De par ses conséquences humaines et économiques, le surendettement est une problématique qui touche tant les particuliers et les entreprises que les états. Différents leviers peuvent être mis en œuvre et de multiples acteurs sont à impliquer pour répondre à ce défi : éducation financière, prévention et accompagnement des personnes surendettées.



Les solutions au niveau étatique

Les gouvernements, collectivités locales et régulateurs ont un rôle essentiel à toutes les étapes de la lutte contre le surendettement. En effet, ils disposent de moyens qui leur permettent de toucher l’ensemble de la population et d’infléchir la situation de manière positive.

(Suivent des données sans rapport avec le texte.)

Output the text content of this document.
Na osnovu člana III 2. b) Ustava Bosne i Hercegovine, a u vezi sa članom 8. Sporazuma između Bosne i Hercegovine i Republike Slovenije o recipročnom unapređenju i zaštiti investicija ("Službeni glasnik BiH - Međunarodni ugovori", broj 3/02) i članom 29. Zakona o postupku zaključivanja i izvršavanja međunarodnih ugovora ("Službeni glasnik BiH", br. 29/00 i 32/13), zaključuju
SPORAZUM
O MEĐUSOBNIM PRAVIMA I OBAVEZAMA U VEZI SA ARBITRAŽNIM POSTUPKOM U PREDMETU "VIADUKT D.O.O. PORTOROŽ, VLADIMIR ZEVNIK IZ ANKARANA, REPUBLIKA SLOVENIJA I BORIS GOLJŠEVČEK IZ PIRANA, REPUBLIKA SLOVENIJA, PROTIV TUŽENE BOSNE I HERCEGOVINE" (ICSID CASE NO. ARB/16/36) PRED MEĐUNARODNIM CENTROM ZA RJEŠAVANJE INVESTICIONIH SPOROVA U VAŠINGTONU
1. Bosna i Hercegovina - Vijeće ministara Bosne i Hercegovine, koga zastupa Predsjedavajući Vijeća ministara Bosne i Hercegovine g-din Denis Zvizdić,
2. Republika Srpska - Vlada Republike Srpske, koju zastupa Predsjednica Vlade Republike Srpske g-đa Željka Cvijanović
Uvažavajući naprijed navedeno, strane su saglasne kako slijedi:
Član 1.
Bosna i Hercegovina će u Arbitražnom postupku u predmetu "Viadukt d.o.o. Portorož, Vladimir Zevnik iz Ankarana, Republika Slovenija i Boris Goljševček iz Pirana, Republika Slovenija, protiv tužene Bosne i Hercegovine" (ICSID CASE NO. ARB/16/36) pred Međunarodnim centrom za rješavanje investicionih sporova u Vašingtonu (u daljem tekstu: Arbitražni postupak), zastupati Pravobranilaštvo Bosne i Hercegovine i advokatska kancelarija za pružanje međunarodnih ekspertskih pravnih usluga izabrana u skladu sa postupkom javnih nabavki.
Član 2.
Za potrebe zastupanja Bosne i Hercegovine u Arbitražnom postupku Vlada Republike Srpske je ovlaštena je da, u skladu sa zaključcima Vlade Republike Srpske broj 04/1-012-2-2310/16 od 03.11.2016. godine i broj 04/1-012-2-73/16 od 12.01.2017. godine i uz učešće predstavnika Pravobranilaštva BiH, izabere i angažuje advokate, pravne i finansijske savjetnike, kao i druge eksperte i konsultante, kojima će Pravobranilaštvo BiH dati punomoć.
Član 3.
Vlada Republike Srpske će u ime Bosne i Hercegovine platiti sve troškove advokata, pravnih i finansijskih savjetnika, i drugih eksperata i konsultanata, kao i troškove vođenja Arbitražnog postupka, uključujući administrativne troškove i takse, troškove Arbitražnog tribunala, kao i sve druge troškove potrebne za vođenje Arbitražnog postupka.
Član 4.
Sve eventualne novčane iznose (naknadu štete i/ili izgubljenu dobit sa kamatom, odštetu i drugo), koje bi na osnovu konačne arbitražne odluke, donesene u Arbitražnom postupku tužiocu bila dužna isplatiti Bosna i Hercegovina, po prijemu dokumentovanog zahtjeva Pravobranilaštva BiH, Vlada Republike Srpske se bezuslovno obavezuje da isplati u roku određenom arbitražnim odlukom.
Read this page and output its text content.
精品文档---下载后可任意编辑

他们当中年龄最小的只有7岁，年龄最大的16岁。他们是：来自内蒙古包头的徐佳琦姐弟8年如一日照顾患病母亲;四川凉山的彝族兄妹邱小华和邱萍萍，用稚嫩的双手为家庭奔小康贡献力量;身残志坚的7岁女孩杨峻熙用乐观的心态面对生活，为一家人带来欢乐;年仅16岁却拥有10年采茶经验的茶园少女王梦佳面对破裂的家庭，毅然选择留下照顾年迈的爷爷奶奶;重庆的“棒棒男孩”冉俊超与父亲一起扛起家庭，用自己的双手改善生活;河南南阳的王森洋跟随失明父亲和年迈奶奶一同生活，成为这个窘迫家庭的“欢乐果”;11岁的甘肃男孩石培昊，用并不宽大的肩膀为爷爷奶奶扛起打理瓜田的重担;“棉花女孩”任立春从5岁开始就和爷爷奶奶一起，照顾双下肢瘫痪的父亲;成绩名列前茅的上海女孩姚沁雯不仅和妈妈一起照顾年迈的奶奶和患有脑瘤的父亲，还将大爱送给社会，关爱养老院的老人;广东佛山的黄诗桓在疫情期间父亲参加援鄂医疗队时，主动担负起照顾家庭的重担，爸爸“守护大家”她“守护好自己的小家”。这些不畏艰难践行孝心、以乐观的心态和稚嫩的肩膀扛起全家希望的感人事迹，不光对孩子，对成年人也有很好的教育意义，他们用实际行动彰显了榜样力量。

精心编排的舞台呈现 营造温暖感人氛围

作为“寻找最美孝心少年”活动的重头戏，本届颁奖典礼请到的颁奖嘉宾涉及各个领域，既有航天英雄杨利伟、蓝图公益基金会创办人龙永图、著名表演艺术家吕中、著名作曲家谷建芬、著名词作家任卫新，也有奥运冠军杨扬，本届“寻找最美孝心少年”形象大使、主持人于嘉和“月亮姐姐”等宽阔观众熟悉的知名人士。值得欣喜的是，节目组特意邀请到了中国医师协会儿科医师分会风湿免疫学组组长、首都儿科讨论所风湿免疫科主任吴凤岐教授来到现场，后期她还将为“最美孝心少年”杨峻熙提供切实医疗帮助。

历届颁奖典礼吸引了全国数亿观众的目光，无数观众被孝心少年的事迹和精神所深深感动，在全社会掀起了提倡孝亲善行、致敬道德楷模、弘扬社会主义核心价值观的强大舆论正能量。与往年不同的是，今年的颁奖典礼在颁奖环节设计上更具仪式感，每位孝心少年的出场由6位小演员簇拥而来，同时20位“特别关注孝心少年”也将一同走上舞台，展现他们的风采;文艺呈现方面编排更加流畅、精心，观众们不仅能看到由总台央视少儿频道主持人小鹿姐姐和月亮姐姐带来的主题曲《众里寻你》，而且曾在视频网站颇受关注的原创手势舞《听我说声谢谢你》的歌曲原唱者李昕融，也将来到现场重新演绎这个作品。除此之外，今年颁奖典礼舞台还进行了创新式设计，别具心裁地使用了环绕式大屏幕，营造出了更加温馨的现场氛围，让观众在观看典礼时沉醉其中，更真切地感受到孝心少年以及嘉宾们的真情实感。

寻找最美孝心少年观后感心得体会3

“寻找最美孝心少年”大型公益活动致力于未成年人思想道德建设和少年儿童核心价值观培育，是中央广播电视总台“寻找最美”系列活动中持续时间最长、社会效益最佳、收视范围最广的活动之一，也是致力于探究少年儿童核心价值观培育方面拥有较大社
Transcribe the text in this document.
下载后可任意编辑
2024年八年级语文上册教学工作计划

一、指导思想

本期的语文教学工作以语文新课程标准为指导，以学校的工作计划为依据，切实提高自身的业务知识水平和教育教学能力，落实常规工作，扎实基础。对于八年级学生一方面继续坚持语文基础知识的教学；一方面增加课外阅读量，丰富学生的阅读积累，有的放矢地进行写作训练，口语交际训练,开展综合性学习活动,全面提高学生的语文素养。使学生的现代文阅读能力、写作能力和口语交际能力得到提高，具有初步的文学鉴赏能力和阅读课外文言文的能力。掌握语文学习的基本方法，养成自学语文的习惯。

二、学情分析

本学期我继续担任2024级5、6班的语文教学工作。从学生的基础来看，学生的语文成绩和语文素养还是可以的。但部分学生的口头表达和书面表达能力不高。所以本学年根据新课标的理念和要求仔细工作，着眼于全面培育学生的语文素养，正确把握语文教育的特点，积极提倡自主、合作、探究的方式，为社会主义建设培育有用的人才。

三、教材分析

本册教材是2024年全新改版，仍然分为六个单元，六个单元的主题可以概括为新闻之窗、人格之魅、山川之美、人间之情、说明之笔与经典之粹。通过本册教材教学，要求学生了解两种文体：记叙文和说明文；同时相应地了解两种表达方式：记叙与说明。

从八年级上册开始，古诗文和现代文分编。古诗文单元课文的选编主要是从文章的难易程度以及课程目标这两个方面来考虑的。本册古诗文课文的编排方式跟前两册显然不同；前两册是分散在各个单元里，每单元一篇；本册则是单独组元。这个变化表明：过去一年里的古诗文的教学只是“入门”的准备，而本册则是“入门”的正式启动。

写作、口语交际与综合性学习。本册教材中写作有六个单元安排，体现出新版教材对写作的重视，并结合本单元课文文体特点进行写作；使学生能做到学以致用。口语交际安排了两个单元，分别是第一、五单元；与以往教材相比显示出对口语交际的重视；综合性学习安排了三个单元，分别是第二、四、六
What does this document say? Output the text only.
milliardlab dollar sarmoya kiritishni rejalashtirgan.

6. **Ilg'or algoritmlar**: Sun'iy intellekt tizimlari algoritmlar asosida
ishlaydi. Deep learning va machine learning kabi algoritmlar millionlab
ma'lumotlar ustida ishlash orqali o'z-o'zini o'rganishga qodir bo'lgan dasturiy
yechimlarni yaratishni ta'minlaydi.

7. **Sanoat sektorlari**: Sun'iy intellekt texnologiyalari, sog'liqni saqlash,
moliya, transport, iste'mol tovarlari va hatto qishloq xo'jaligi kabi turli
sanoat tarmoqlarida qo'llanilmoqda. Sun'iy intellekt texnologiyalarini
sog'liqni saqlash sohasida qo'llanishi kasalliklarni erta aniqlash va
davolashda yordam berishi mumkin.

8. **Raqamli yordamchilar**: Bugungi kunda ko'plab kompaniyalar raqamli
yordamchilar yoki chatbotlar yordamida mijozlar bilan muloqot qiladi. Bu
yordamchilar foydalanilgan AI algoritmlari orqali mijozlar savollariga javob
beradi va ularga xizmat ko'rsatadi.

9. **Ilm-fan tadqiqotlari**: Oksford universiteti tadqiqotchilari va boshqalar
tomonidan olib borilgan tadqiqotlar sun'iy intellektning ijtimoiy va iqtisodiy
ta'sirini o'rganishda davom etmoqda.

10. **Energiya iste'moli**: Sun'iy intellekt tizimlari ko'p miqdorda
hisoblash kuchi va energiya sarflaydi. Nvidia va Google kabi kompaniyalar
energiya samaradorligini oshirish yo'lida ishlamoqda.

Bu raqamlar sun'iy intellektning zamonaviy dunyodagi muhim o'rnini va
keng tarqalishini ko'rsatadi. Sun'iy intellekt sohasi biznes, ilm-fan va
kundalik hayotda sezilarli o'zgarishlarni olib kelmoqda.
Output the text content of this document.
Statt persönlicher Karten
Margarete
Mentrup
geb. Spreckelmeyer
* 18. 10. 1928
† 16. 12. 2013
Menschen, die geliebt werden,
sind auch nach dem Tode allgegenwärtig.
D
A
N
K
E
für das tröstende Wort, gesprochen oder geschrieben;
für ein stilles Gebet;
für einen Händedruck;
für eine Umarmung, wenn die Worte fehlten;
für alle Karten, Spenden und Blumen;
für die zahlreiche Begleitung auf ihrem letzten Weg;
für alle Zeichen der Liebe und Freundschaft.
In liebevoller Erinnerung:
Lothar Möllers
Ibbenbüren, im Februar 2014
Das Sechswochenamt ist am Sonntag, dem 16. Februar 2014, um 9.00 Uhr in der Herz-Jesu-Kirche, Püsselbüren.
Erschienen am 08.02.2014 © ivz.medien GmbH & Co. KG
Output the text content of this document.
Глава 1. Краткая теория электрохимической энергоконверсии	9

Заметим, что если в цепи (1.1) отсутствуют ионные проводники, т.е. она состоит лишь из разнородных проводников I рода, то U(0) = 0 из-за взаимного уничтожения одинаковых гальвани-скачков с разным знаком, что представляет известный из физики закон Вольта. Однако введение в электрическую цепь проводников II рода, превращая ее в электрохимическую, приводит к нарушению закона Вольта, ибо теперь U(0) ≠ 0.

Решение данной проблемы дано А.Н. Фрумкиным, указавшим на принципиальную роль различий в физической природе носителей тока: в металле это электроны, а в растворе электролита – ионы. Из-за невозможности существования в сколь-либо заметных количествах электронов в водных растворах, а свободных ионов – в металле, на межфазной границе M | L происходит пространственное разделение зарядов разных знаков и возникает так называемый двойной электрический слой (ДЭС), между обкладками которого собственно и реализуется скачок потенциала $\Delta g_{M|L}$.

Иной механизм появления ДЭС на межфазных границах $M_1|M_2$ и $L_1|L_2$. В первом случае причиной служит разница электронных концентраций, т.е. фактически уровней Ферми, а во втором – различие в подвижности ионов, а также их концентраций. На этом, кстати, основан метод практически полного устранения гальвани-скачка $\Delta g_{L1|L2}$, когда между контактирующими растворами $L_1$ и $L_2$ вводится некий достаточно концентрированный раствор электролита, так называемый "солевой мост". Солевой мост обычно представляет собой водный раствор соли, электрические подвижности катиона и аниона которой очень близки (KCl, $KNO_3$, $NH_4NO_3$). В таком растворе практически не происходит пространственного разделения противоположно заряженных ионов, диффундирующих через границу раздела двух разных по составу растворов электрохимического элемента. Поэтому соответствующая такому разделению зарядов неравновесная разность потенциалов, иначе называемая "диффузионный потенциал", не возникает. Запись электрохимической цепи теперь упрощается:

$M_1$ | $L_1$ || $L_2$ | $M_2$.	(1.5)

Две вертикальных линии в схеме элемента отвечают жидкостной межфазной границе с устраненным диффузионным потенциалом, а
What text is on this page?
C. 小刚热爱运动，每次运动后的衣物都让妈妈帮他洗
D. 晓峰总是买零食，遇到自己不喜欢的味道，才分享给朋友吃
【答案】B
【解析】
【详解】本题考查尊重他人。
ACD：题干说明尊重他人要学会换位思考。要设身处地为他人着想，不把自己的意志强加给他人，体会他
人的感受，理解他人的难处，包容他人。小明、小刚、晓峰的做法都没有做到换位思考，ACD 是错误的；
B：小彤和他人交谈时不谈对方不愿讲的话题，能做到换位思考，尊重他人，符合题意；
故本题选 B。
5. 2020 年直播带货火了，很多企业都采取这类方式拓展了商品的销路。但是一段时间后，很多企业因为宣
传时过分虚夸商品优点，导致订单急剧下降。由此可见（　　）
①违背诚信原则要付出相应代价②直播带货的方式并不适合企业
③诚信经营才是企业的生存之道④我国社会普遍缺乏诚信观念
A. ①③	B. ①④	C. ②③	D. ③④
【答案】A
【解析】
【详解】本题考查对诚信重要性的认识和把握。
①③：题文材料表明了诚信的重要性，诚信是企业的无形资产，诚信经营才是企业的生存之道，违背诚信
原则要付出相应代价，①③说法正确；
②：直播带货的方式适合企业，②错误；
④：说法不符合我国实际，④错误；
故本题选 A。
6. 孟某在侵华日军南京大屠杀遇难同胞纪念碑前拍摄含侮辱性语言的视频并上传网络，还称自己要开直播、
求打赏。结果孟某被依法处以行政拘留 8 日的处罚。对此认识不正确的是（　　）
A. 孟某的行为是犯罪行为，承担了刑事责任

Certains états sont proactifs sur le sujet, comme la Belgique, l’Espagne ou encore l’Italie, où des fichiers de recensement des emprunteurs potentiels existent, indiquant tous les crédits effectués par une personne. Cela permet notamment aux banques de connaître l’historique et les ressources d’un client avant de lui accorder un emprunt et ainsi d’éviter le crédit de trop qui mènerait à une situation critique. En France, la loi Lagarde de 2010 introduit un encadrement plus poussé des crédits à la consommation et impose plus de transparence envers les clients, notamment en imposant de proposer une alternative sans frais aux crédits renouvelables. Une enquête de l’Association nationale de défense des consommateurs et usagers révélait toutefois en 2016 qu’elle n’était que peu respectée, voire même détournée au détriment des clients : certaines enseignes couplent les emprunts sans frais à la souscription à une carte du magasin, qui elle, donne accès à des crédits revolving sous forme de « réserves d’argent ». De même au Royaume-Uni, le registre des crédits est utilisé par certains organismes prêteurs pour imposer des taux d’intérêts plus élevés aux clients les plus fragiles. Les états ont donc une marge de manœuvre ainsi qu’une responsabilité importante dans le traitement du surendettement mais, le crédit restant l’un des moteurs de la croissance et de la consommation, le sujet de son encadrement s’avère parfois sensible. D’autre part, les lois et réglementations, insuffisamment respectées ou contraignantes, ne permettent pas d’empêcher toutes les dérives liées au marché du crédit.

ÉDUCATION FINANCIÈRE

Au Luxembourg, la Commission de Surveillance du Secteur Financier a choisi la voie de la sensibilisation du grand public pour prévenir le surendettement. Elle a pris l’initiative en 2012 de former un comité pour la protection du consommateur financier, à l’instar d’autres membres de l’OCDE. Dans le cadre de ses missions, ce comité a publié en 2015 une stratégie nationale d’éducation financière, qui fixe plusieurs objectifs pour le pays dont notamment ceux de développer les connaissances financières des consommateurs, de promouvoir le comportement financier responsable au Luxembourg et de préparer les jeunes le plus tôt possible à un environnement économique devenu plus complexe.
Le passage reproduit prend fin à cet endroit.